Yes. I agree. It is a bloody horrible rule.

But sometimes you have no other choice.

Hannah. I find the idea that someone should just leave if they have no home to go to, unbelievable. Are you suggesting that someone should put their family on the streets?

You should do everything you possibly can to find accommodation as quickly as possible.

Look all over the country.
Be willing to take anything - small, crappy area, anything!

But you don't make yourself homeless. You just don't.

mimi - by the stupid rule, I meant the fact that, if the OP is genuinely unable to afford something else, in order to get housed by the council, she cannot have made herself 'intentionally homeless' - which means, she can't just move out and stay with someone while applying for help with finding a home, she has to be evicted.

It is stupid to me, because it's not fair at all on a landlord, but the tenant doesn't have a choice either.

Oh, sorry, I must've not refreshed the page, ignore my post, it's all been explained. blush

HecateWhoopass Sat 09-Feb-13 10:25:45

Yes mimi, notice is that, but the procedure for evicting if you overstay must be followed and that takes more time.

Nobody is saying oh just stay, who gives a shit about them. But people have to accept the reality of it! What happens if you have nowhere to go. What happens if the council will only help you if you refuse to move voluntarily.
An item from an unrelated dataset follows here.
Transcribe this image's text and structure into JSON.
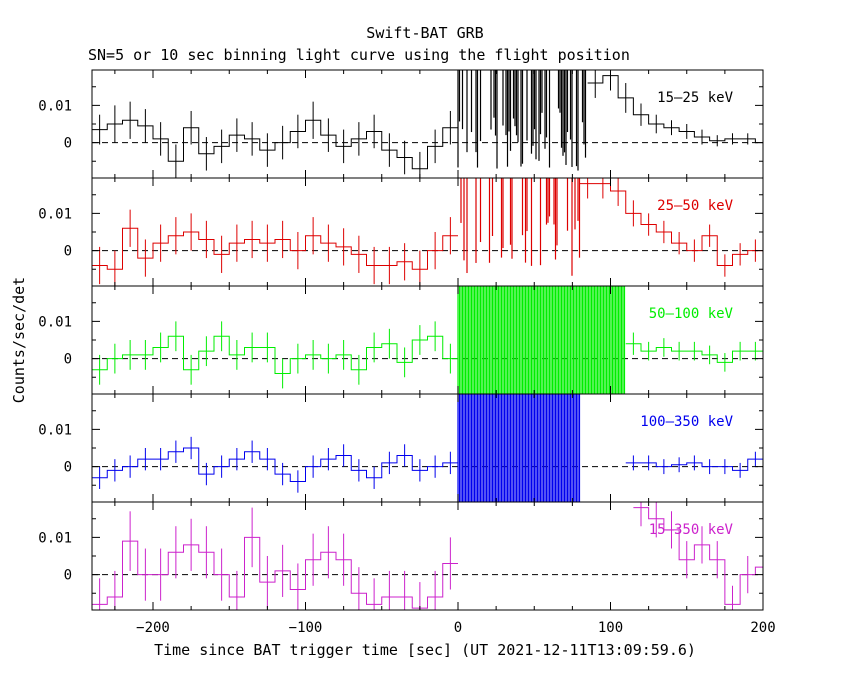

What happens if you are looking and applying for everything, anywhere, and nobody will take you...

MidniteScribbler Sat 09-Feb-13 10:28:03

I did say that it was presuming they hve legally advised her. There is no indication by the OP that they hven't followed the letter of the law in advising her that she needs to vacate. If the law hs been adhered to, then she should do as required and vacate. It's not the new owners problem that she finds herself in this position.

Perhaps I'm still sensitive from having to live in my car with five dogs for four weeks after I did the right thing and vacated my rental, purchased a property and the tenant thought that the law didn't apply to them and they could just refuse to leave.

Honest1 Sat 09-Feb-13 10:30:03

YABU

It is sad that you have been asked to move out. But 3.5 years is a long term rental. You have been "saving" £400 a month on this property, and you should look at that as a saving over the past few years, not as an expectation on your next place. If the Landlord was more proactive, they'd be well within their rights to increase the rent to the market rate during your time there. Its always difficult to move, but unfortunately as a renter they are well within their rights.